Samter district
During the Second World War, Samter County was the name of a German administrative unit in occupied Poland (1939–1945) .
Prehistory (1815 to 1918)
The area around the western Polish city of Szamotuły ( Samter ) belonged to the Prussian province of Posen as the district of Samter from 1815 to 1918 . In the course of the Wielkopolska Uprising , Szamotuły came under Polish control on December 27, 1918 and was officially ceded to the newly founded Poland on June 28, 1919 with the signing of the Versailles Treaty .
Administrative history
At the beginning of the Second World War , German troops occupied the western Polish powiat Szamotuły , the district town of Szamotuły was captured on September 7, 1939.
On October 26, 1939, the powiat was annexed to the German Reich under the name of Landkreis Samter , which, as a unilateral act of violence, was ineffective under international law. The district became part of the administrative district of Posen in the Reichsgau Wartheland .
The seat of the German district office became the district town of Samter .
The German occupation ended with the invasion of the Red Army in January 1945.
politics
Land Commissioner
- 1939 :?
District administrators
- 1939–1941:?
- 1941–1945: Otto Georg Schulze-Anné
- 1945– : Kurt Becker
Municipal structure
The 99 localities in the district were initially grouped into 12 administrative districts . On January 1, 1942, the district of Samter-Stadt was named a city according to the German municipal code of 1935, and on January 1, 1943, the district of Warthestadt . Towards the end of the occupation, the district consisted of 2 cities and 10 administrative districts.
size
The district of Samter had an area of 1093 km².
population
In 1941 the district of Samter had 67,497 mostly Polish inhabitants. The German occupation authorities drove several thousand Poles from the area.
A small German minority lived in the area, and Germans were also settled during the occupation. Towards the end of the occupation, most of them left the area.
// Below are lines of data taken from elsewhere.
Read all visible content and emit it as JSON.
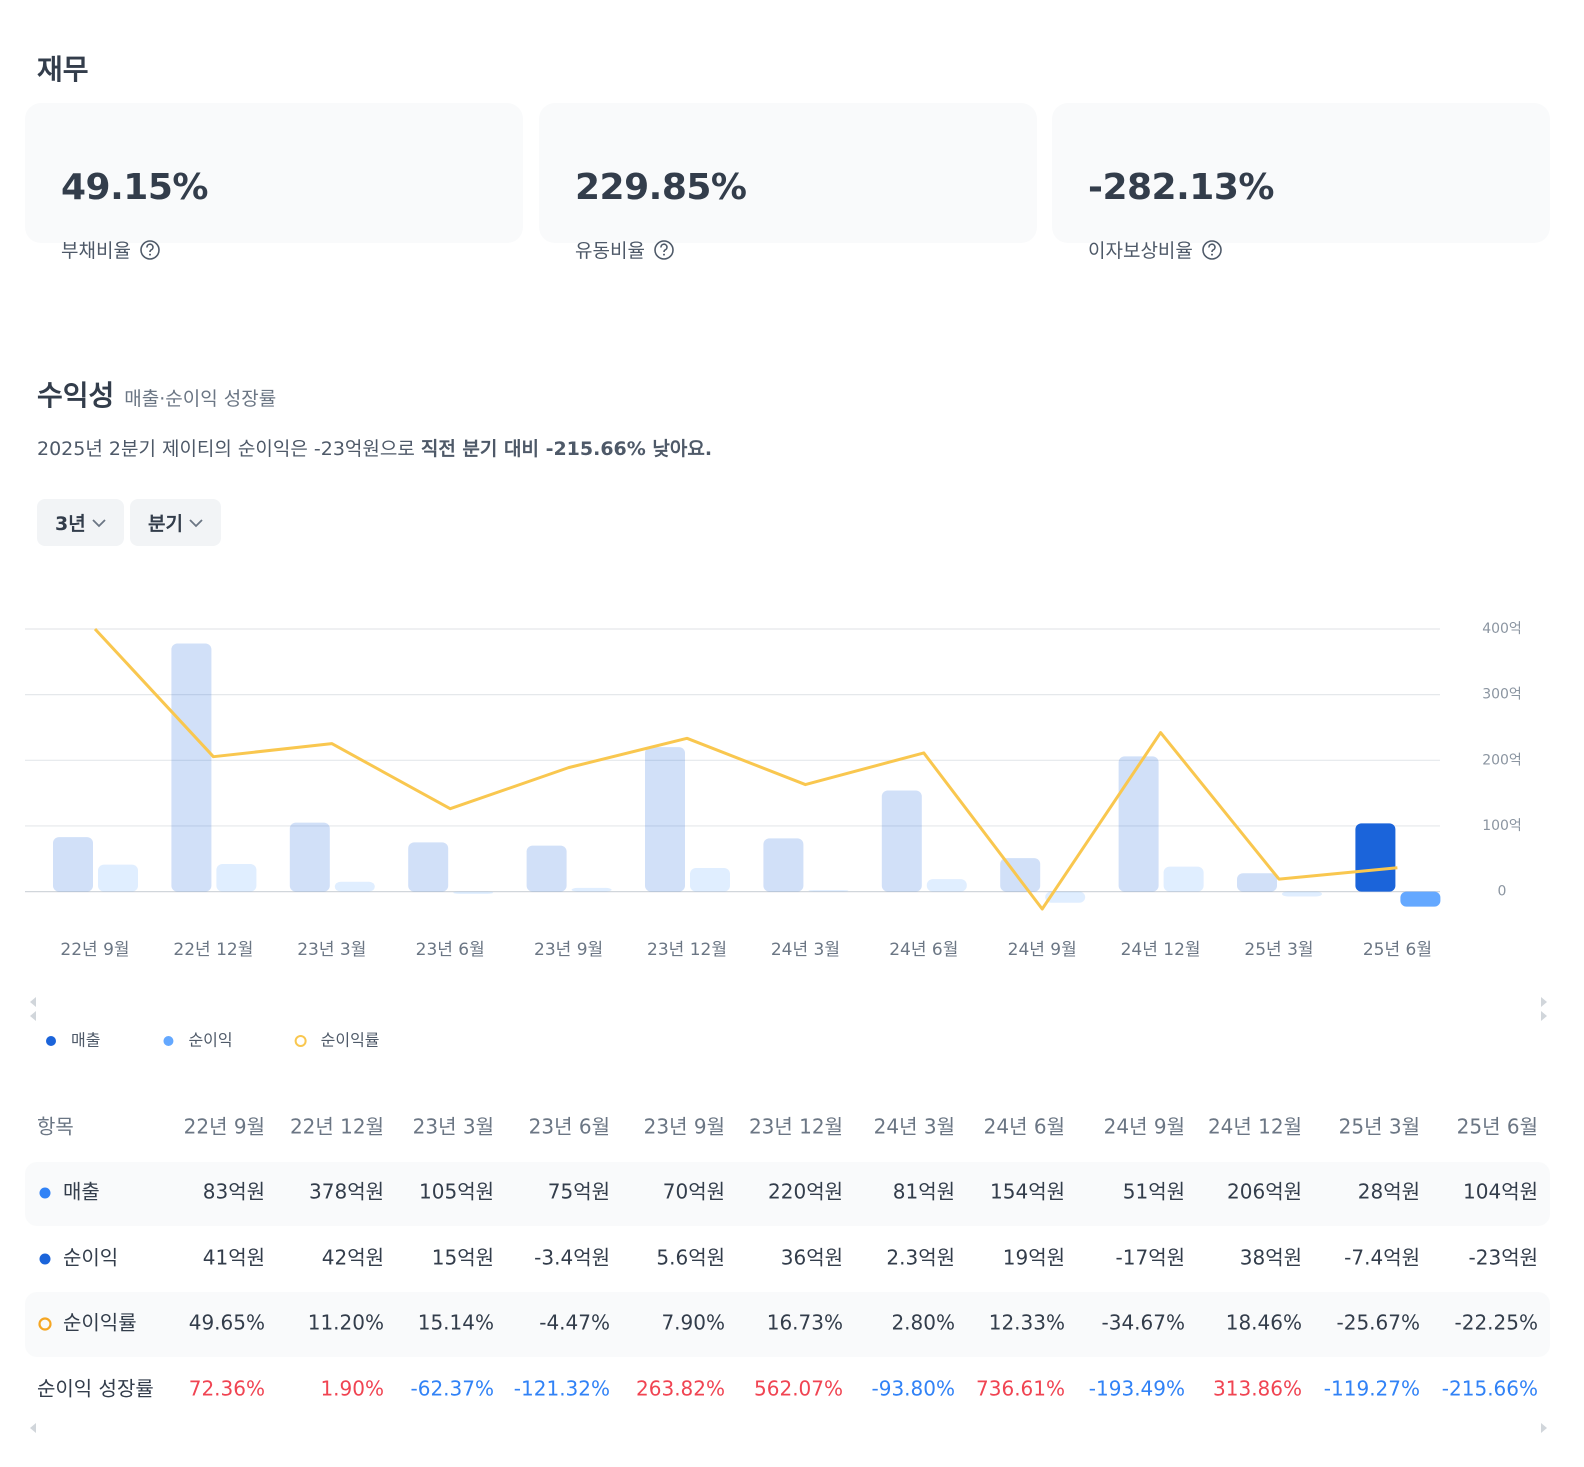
{
  "header": {
    "title": "재무"
  },
  "cards": [
    {
      "label": "부채비율",
      "value": "49.15%"
    },
    {
      "label": "유동비율",
      "value": "229.85%"
    },
    {
      "label": "이자보상비율",
      "value": "-282.13%"
    }
  ],
  "section": {
    "title": "수익성",
    "subtitle": "매출·순이익 성장률",
    "summary": "2025년 2분기 제이티의 순이익은 -23억원으로",
    "summary_emphasis": "직전 분기 대비 -215.66% 낮아요.",
    "filters": [
      "3년",
      "분기"
    ]
  },
  "chart_data": {
    "type": "bar",
    "categories": [
      "22년 9월",
      "22년 12월",
      "23년 3월",
      "23년 6월",
      "23년 9월",
      "23년 12월",
      "24년 3월",
      "24년 6월",
      "24년 9월",
      "24년 12월",
      "25년 3월",
      "25년 6월"
    ],
    "series": [
      {
        "name": "매출",
        "color": "#1b64da",
        "values": [
          83,
          378,
          105,
          75,
          70,
          220,
          81,
          154,
          51,
          206,
          28,
          104
        ],
        "value_labels": [
          "83억원",
          "378억원",
          "105억원",
          "75억원",
          "70억원",
          "220억원",
          "81억원",
          "154억원",
          "51억원",
          "206억원",
          "28억원",
          "104억원"
        ]
      },
      {
        "name": "순이익",
        "color": "#64a8ff",
        "values": [
          41,
          42,
          15,
          -3.4,
          5.6,
          36,
          2.3,
          19,
          -17,
          38,
          -7.4,
          -23
        ],
        "value_labels": [
          "41억원",
          "42억원",
          "15억원",
          "-3.4억원",
          "5.6억원",
          "36억원",
          "2.3억원",
          "19억원",
          "-17억원",
          "38억원",
          "-7.4억원",
          "-23억원"
        ]
      },
      {
        "name": "순이익률",
        "type": "line",
        "axis": "y2",
        "color": "#f9c74f",
        "values": [
          49.65,
          11.2,
          15.14,
          -4.47,
          7.9,
          16.73,
          2.8,
          12.33,
          -34.67,
          18.46,
          -25.67,
          -22.25
        ],
        "value_labels": [
          "49.65%",
          "11.20%",
          "15.14%",
          "-4.47%",
          "7.90%",
          "16.73%",
          "2.80%",
          "12.33%",
          "-34.67%",
          "18.46%",
          "-25.67%",
          "-22.25%"
        ]
      }
    ],
    "ylim": [
      -25,
      400
    ],
    "yticks": [
      0,
      {
        "value": 100,
        "label": "100억"
      },
      {
        "value": 200,
        "label": "200억"
      },
      {
        "value": 300,
        "label": "300억"
      },
      {
        "value": 400,
        "label": "400억"
      }
    ],
    "y2lim": [
      -34.67,
      49.65
    ],
    "grid": true,
    "legend": "bottom-left"
  },
  "table": {
    "header": "항목",
    "growth": {
      "name": "순이익 성장률",
      "values": [
        72.36,
        1.9,
        -62.37,
        -121.32,
        263.82,
        562.07,
        -93.8,
        736.61,
        -193.49,
        313.86,
        -119.27,
        -215.66
      ],
      "value_labels": [
        "72.36%",
        "1.90%",
        "-62.37%",
        "-121.32%",
        "263.82%",
        "562.07%",
        "-93.80%",
        "736.61%",
        "-193.49%",
        "313.86%",
        "-119.27%",
        "-215.66%"
      ]
    }
  }
}
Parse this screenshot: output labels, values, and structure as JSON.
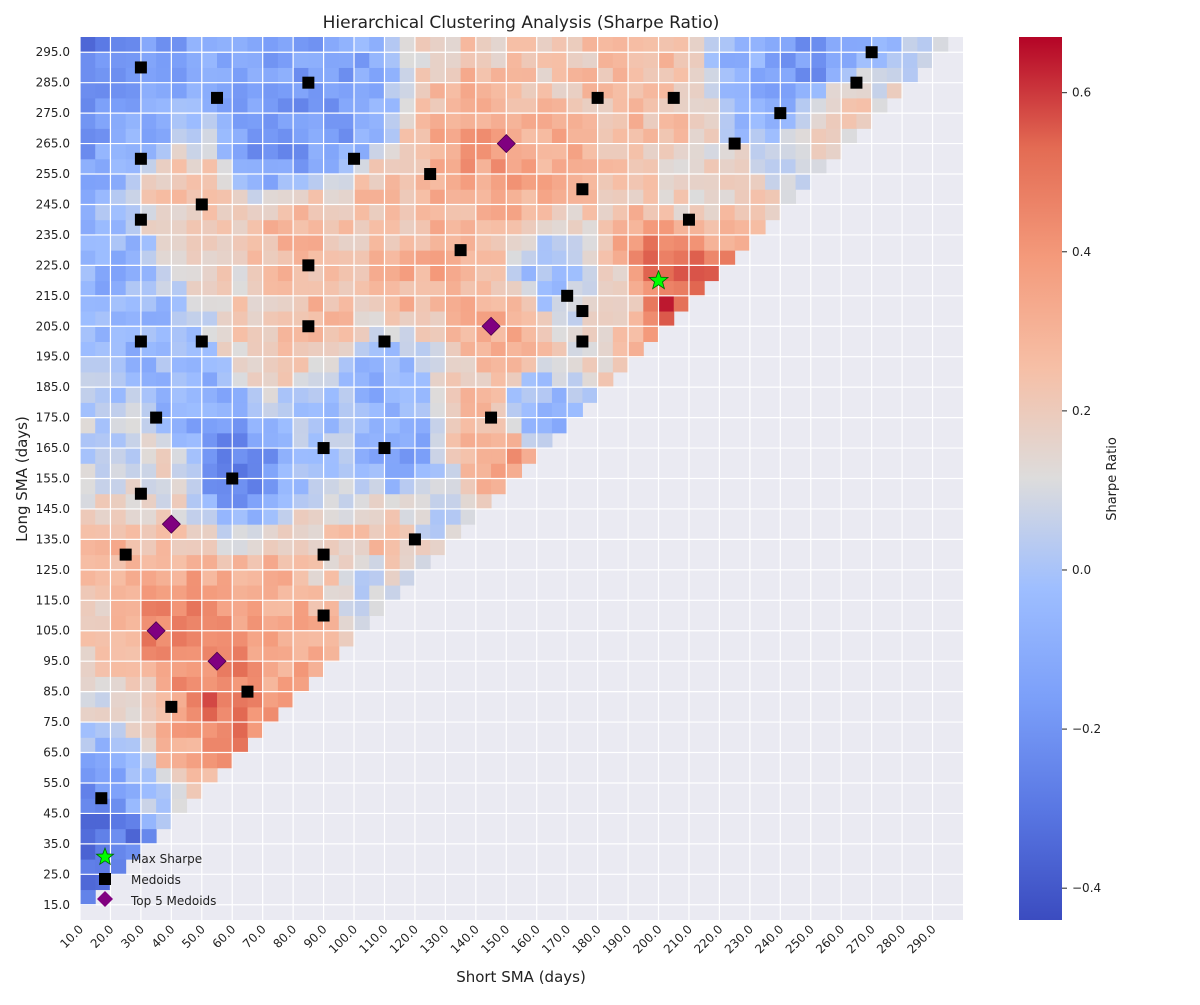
{
  "chart_data": {
    "type": "heatmap",
    "title": "Hierarchical Clustering Analysis (Sharpe Ratio)",
    "xlabel": "Short SMA (days)",
    "ylabel": "Long SMA (days)",
    "x_range": [
      10,
      300
    ],
    "y_range": [
      10,
      300
    ],
    "cell_size_days": 5,
    "x_tick_labels": [
      "10.0",
      "20.0",
      "30.0",
      "40.0",
      "50.0",
      "60.0",
      "70.0",
      "80.0",
      "90.0",
      "100.0",
      "110.0",
      "120.0",
      "130.0",
      "140.0",
      "150.0",
      "160.0",
      "170.0",
      "180.0",
      "190.0",
      "200.0",
      "210.0",
      "220.0",
      "230.0",
      "240.0",
      "250.0",
      "260.0",
      "270.0",
      "280.0",
      "290.0"
    ],
    "y_tick_labels": [
      "15.0",
      "25.0",
      "35.0",
      "45.0",
      "55.0",
      "65.0",
      "75.0",
      "85.0",
      "95.0",
      "105.0",
      "115.0",
      "125.0",
      "135.0",
      "145.0",
      "155.0",
      "165.0",
      "175.0",
      "185.0",
      "195.0",
      "205.0",
      "215.0",
      "225.0",
      "235.0",
      "245.0",
      "255.0",
      "265.0",
      "275.0",
      "285.0",
      "295.0"
    ],
    "grid": true,
    "colorbar": {
      "label": "Sharpe Ratio",
      "colormap": "coolwarm",
      "vmin": -0.44,
      "vmax": 0.67,
      "tick_values": [
        0.6,
        0.4,
        0.2,
        0.0,
        -0.2,
        -0.4
      ],
      "tick_labels": [
        "0.6",
        "0.4",
        "0.2",
        "0.0",
        "−0.2",
        "−0.4"
      ]
    },
    "sharpe_patches": [
      {
        "x": 10,
        "y": 295,
        "value": -0.33
      },
      {
        "x": 15,
        "y": 290,
        "value": -0.15
      },
      {
        "x": 12,
        "y": 275,
        "value": -0.2
      },
      {
        "x": 28,
        "y": 270,
        "value": -0.1
      },
      {
        "x": 15,
        "y": 225,
        "value": -0.08
      },
      {
        "x": 45,
        "y": 250,
        "value": 0.22
      },
      {
        "x": 55,
        "y": 230,
        "value": 0.18
      },
      {
        "x": 75,
        "y": 265,
        "value": -0.2
      },
      {
        "x": 90,
        "y": 275,
        "value": -0.18
      },
      {
        "x": 80,
        "y": 235,
        "value": 0.28
      },
      {
        "x": 110,
        "y": 240,
        "value": 0.25
      },
      {
        "x": 125,
        "y": 225,
        "value": 0.32
      },
      {
        "x": 145,
        "y": 262,
        "value": 0.38
      },
      {
        "x": 140,
        "y": 240,
        "value": 0.3
      },
      {
        "x": 160,
        "y": 260,
        "value": 0.33
      },
      {
        "x": 160,
        "y": 290,
        "value": 0.22
      },
      {
        "x": 200,
        "y": 280,
        "value": 0.26
      },
      {
        "x": 210,
        "y": 250,
        "value": 0.18
      },
      {
        "x": 235,
        "y": 285,
        "value": -0.1
      },
      {
        "x": 250,
        "y": 290,
        "value": -0.2
      },
      {
        "x": 260,
        "y": 275,
        "value": 0.2
      },
      {
        "x": 165,
        "y": 222,
        "value": -0.05
      },
      {
        "x": 200,
        "y": 222,
        "value": 0.5
      },
      {
        "x": 205,
        "y": 212,
        "value": 0.58
      },
      {
        "x": 185,
        "y": 215,
        "value": 0.12
      },
      {
        "x": 150,
        "y": 205,
        "value": 0.32
      },
      {
        "x": 160,
        "y": 175,
        "value": -0.08
      },
      {
        "x": 140,
        "y": 175,
        "value": 0.25
      },
      {
        "x": 150,
        "y": 160,
        "value": 0.4
      },
      {
        "x": 110,
        "y": 185,
        "value": -0.08
      },
      {
        "x": 115,
        "y": 165,
        "value": -0.15
      },
      {
        "x": 95,
        "y": 175,
        "value": 0.0
      },
      {
        "x": 60,
        "y": 160,
        "value": -0.25
      },
      {
        "x": 50,
        "y": 180,
        "value": -0.1
      },
      {
        "x": 70,
        "y": 200,
        "value": 0.2
      },
      {
        "x": 85,
        "y": 205,
        "value": 0.28
      },
      {
        "x": 30,
        "y": 200,
        "value": -0.05
      },
      {
        "x": 20,
        "y": 170,
        "value": 0.05
      },
      {
        "x": 35,
        "y": 155,
        "value": 0.15
      },
      {
        "x": 30,
        "y": 130,
        "value": 0.28
      },
      {
        "x": 40,
        "y": 105,
        "value": 0.48
      },
      {
        "x": 55,
        "y": 95,
        "value": 0.45
      },
      {
        "x": 55,
        "y": 78,
        "value": 0.52
      },
      {
        "x": 45,
        "y": 65,
        "value": 0.33
      },
      {
        "x": 25,
        "y": 80,
        "value": 0.12
      },
      {
        "x": 15,
        "y": 100,
        "value": 0.2
      },
      {
        "x": 80,
        "y": 115,
        "value": 0.33
      },
      {
        "x": 80,
        "y": 90,
        "value": 0.35
      },
      {
        "x": 90,
        "y": 125,
        "value": 0.2
      },
      {
        "x": 105,
        "y": 120,
        "value": 0.05
      },
      {
        "x": 110,
        "y": 135,
        "value": 0.25
      },
      {
        "x": 125,
        "y": 145,
        "value": 0.05
      },
      {
        "x": 15,
        "y": 45,
        "value": -0.35
      },
      {
        "x": 25,
        "y": 38,
        "value": -0.3
      },
      {
        "x": 10,
        "y": 20,
        "value": -0.3
      },
      {
        "x": 20,
        "y": 55,
        "value": -0.1
      },
      {
        "x": 35,
        "y": 50,
        "value": 0.05
      }
    ],
    "max_sharpe": {
      "name": "Max Sharpe",
      "x": 200,
      "y": 220
    },
    "medoids": {
      "name": "Medoids",
      "points": [
        [
          30,
          290
        ],
        [
          55,
          280
        ],
        [
          85,
          285
        ],
        [
          30,
          260
        ],
        [
          100,
          260
        ],
        [
          125,
          255
        ],
        [
          30,
          240
        ],
        [
          50,
          245
        ],
        [
          135,
          230
        ],
        [
          85,
          225
        ],
        [
          30,
          200
        ],
        [
          50,
          200
        ],
        [
          85,
          205
        ],
        [
          110,
          200
        ],
        [
          35,
          175
        ],
        [
          90,
          165
        ],
        [
          110,
          165
        ],
        [
          60,
          155
        ],
        [
          30,
          150
        ],
        [
          25,
          130
        ],
        [
          90,
          130
        ],
        [
          120,
          135
        ],
        [
          90,
          110
        ],
        [
          65,
          85
        ],
        [
          40,
          80
        ],
        [
          17,
          50
        ],
        [
          145,
          175
        ],
        [
          175,
          200
        ],
        [
          175,
          210
        ],
        [
          170,
          215
        ],
        [
          175,
          250
        ],
        [
          210,
          240
        ],
        [
          180,
          280
        ],
        [
          205,
          280
        ],
        [
          225,
          265
        ],
        [
          240,
          275
        ],
        [
          265,
          285
        ],
        [
          270,
          295
        ]
      ]
    },
    "top5_medoids": {
      "name": "Top 5 Medoids",
      "points": [
        [
          150,
          265
        ],
        [
          145,
          205
        ],
        [
          40,
          140
        ],
        [
          35,
          105
        ],
        [
          55,
          95
        ]
      ]
    },
    "legend": {
      "placement": "lower-left",
      "entries": [
        "Max Sharpe",
        "Medoids",
        "Top 5 Medoids"
      ]
    }
  },
  "colors": {
    "plot_background": "#eaeaf2",
    "grid": "#ffffff",
    "max_sharpe_marker": "#00ff00",
    "medoid_marker": "#000000",
    "top5_marker": "#800080"
  }
}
The Jewish population was deported to the General Government and murdered there.
Place names
The local occupation authorities immediately gave all localities in the district with German names, although officially, according to an unpublished decree of the Interior Minister of December 29, 1939, the German names valid in 1918 should initially continue to apply. On May 18, 1943, German names were set for all places with a post or train station in Wartheland , although there were again deviations.
List of cities and administrative districts in the district of Samter:
Polish name | German name (1918) | German name (1939-1945) |
---|---|---|
Chojno | Chojno | Karlsfeld |
Duszniki | Shower technology | 1939–1943 Neusiedeln 1943–1945 Kaisershof |
Grzebienisko | Kammthal | Ridge valley |
Kaźmierz | Kazmierz | Urnental |
Obrzycko | Obersitzko | Upper seat |
Ostroróg | Sharp place | |
Otorowo | Ottorowo | 1939–1943 Ottoswalde 1943–1945 Otterwalde |
Pniewy | tiller | |
Szamotuły | Velvet | |
Wróblewo | Wroblewo | 1939–1943 Josefstal 1943–1945 Lerchental |
Wronki | Wronke | 1939–1943 Warthestadt 1943–1945 Wronke |
literature
- Gustav Neumann : Geography of the Prussian State . 2nd edition, Volume 2, Berlin 1874, pp. 149-150, item 9.
- Royal Statistical Bureau: The municipalities and manor districts of the Prussian state and their population. Edited and compiled from the original materials of the general census of December 1, 1871. Part IV: The Province of Posen , Berlin 1874, pp. 76-83 ( e-copy, pp. 83-90 ).
- Leopold von Zedlitz-Neukirch : The state forces of the Prussian monarchy under Friedrich Wilhelm III . Volume 2, part 1, Berlin 1828, pp. 106-107, item XIV.
- M. Rademacher: German administrative history from the unification of the empire in 1871 to the reunification in 1990. (online material for the dissertation, Osnabrück 2006)
Web links
- District of Samter administrative history and the district administrators on the website territorial.de (Rolf Jehke), as of August 17, 2013.